Dr. David Nott said the snipers are playing a "targeting game" that includes noticeably pregnant women and young children, CNN reported Wednesday.
"Most of the children removed were 7, 8, 9 months gestation, which meant it was fairly obvious to anybody that these women were pregnant," Nott said.
Photos provided to CNN by Syria Relief, the aid agency through which Nott volunteers, show a young girl, estimated to be about 5 years old, lying in a hospital bed with head wounds. Another girl, thought to be the same age, had a gaping wound to her forehead.
Nott told CNN 90 percent of surgeries he performed on any given day were for sniper wounds.
On some days, the wounds were similar.
"After a while we noticed that there were certain trends going on," Nott said. "We had some days, say, 10 or 15 gunshot wounds of which eight or nine of them were targeted in one particular area. So for example, one day, we received say 15, 16 gunshot wounds and of that eight to nine were targeted in the left groin only."
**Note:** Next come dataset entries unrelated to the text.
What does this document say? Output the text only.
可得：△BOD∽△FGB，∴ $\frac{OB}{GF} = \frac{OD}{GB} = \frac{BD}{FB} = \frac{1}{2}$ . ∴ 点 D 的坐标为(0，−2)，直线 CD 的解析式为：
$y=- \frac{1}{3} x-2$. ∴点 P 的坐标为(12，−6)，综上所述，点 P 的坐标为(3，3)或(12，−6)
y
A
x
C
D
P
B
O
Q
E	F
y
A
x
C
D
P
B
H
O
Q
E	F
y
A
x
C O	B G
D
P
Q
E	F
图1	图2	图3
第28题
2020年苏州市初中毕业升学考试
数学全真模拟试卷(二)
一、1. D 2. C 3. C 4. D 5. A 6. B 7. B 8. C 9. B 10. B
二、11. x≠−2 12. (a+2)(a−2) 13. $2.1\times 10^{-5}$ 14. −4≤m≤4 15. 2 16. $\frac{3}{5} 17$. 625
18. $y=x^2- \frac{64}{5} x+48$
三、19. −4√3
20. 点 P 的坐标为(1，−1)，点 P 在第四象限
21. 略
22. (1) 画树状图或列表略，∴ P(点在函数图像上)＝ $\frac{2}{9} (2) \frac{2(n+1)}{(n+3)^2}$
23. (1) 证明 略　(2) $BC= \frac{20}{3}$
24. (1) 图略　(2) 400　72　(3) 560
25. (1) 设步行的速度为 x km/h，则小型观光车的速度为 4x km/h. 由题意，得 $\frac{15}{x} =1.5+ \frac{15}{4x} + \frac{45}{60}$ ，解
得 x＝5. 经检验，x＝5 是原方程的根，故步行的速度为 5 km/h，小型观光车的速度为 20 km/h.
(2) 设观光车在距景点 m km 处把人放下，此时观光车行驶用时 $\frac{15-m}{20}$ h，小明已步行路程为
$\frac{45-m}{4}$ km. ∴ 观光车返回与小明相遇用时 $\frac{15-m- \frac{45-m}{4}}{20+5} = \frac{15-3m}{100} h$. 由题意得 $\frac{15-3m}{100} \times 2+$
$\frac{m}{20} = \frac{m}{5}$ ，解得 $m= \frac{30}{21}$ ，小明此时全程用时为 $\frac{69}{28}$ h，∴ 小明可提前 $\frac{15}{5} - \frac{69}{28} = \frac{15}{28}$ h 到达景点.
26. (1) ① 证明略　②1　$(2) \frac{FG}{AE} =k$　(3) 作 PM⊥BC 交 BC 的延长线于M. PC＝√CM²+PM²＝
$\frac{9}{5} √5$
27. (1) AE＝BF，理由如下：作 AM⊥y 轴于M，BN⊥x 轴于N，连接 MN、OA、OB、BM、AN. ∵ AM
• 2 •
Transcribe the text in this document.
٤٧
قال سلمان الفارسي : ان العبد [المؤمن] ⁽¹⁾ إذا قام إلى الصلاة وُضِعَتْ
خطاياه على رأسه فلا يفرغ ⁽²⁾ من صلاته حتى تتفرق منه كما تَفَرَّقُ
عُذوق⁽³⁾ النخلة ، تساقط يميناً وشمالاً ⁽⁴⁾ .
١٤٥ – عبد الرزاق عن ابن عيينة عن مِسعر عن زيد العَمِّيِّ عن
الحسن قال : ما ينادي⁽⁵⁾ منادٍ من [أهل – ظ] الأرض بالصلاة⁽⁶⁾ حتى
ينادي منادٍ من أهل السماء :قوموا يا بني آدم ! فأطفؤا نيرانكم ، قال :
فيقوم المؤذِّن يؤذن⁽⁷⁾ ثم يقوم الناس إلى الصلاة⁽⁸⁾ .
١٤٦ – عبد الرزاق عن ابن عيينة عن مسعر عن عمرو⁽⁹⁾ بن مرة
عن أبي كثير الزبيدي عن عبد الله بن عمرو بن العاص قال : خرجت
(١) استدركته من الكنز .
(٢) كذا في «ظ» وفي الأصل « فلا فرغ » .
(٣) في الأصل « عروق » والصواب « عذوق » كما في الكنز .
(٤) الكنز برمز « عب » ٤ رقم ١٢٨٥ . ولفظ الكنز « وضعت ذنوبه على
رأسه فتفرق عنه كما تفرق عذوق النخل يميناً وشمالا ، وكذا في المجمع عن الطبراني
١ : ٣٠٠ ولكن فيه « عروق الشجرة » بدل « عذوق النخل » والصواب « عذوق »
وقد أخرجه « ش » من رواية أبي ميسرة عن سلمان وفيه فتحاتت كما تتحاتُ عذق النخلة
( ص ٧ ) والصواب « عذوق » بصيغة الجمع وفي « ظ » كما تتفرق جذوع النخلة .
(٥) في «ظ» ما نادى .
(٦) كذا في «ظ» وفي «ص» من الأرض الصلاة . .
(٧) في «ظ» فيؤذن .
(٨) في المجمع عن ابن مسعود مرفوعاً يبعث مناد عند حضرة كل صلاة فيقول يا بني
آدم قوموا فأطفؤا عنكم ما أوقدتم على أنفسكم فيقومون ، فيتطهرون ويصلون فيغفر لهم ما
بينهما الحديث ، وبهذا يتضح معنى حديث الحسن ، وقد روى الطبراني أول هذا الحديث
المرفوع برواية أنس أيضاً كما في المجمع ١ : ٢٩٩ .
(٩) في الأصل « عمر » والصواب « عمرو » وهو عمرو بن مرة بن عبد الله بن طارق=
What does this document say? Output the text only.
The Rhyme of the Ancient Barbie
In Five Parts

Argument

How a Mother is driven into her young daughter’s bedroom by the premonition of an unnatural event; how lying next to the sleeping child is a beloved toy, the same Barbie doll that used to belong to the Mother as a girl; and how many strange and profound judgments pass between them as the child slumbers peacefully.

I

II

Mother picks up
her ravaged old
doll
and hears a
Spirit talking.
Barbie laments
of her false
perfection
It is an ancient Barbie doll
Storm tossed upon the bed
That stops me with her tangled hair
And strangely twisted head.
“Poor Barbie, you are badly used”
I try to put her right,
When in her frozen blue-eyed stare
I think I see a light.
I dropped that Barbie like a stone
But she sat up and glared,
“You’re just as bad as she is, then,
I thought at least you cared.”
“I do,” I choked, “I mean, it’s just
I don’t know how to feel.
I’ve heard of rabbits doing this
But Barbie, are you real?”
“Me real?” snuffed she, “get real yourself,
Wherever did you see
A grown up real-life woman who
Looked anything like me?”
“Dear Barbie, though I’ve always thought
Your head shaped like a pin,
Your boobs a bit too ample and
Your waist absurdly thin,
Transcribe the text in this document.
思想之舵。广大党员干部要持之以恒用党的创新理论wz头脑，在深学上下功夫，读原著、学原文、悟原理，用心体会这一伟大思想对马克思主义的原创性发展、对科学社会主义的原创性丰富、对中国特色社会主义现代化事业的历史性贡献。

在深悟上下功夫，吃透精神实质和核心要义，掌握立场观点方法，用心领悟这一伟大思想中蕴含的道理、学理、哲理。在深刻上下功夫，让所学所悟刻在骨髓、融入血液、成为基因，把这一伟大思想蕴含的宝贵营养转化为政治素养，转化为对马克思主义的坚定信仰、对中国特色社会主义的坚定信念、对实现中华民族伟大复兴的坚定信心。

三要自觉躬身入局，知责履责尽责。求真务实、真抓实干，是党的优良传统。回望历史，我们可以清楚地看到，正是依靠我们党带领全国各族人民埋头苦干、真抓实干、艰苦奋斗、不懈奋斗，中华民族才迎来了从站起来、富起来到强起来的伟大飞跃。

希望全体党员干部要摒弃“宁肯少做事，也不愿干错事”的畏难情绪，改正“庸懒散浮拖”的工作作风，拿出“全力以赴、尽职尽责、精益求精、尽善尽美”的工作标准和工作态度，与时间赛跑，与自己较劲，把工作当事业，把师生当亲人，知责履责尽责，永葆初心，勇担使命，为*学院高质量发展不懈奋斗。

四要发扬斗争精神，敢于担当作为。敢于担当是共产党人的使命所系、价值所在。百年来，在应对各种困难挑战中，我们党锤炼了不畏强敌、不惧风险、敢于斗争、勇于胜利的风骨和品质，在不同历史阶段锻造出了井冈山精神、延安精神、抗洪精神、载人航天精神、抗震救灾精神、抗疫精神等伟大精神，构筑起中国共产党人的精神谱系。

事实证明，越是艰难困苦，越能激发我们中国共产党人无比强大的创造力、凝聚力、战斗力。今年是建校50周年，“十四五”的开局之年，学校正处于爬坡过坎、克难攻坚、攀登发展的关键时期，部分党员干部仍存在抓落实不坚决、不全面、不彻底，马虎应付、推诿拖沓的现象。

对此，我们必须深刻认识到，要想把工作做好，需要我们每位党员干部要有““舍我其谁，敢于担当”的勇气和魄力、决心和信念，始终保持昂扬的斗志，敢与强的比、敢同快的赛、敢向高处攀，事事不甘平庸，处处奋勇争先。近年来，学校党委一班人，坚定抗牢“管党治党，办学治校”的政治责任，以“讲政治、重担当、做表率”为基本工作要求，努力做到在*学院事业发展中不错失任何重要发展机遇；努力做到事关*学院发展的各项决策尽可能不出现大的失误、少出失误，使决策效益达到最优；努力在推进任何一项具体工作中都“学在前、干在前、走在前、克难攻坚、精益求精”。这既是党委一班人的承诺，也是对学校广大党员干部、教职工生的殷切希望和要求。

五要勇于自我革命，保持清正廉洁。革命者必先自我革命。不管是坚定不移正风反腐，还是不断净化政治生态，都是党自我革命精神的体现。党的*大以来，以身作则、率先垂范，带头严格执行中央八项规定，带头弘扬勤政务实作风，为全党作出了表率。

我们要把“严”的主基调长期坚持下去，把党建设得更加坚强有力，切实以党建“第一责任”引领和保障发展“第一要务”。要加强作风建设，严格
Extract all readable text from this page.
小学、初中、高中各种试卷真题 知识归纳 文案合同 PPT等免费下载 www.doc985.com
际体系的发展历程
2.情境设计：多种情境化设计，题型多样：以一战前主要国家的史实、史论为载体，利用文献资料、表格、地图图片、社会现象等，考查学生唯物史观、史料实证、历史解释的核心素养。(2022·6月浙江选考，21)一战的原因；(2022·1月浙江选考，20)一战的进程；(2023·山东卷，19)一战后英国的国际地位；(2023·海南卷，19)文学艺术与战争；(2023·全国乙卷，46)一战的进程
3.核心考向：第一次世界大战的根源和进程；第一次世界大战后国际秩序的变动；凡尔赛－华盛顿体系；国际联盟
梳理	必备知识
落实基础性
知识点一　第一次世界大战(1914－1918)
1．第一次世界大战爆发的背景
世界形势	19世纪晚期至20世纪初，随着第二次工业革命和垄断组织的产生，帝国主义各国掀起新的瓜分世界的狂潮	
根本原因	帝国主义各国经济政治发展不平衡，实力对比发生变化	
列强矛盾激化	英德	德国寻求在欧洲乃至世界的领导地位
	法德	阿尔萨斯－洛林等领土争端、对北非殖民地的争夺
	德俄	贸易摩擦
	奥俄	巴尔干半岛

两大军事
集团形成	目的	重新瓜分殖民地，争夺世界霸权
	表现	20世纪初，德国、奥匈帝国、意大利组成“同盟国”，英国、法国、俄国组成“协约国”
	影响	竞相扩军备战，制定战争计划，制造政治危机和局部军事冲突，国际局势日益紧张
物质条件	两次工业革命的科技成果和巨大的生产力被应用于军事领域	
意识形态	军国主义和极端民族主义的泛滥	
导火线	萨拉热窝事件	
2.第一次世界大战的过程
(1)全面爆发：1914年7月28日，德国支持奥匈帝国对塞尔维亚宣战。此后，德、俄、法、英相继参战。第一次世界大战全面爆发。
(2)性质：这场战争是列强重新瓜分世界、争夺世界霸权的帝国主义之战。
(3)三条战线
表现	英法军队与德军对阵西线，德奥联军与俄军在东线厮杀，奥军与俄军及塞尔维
"Then the following day they were targeted in the right groin only," he said. "So it seemed to me like there was some of thing going on -- a game going on -- between the snipers."
Nott said local doctors he worked with told him they had learned snipers were receiving presents -- such as cigarettes -- for people they'd shot during the day.
In video from Aleppo obtained by CNN, men, women and children try to avoid sniper bullets as they cross from the regime-controlled area to rebel-held areas for food and provisions.
Nott said the situation reminded him of Bosnia in the 1990s, CNN said. However, the United Nations operated humanitarian corridors then to ensure aid got through despite the fighting.
Syria, he said, needs the same set-up.
"Now is the time to develop a humanitarian corridor to allow health and aid workers to go in, and not feel threatened on the way in and not feel threatened on the way out," he said.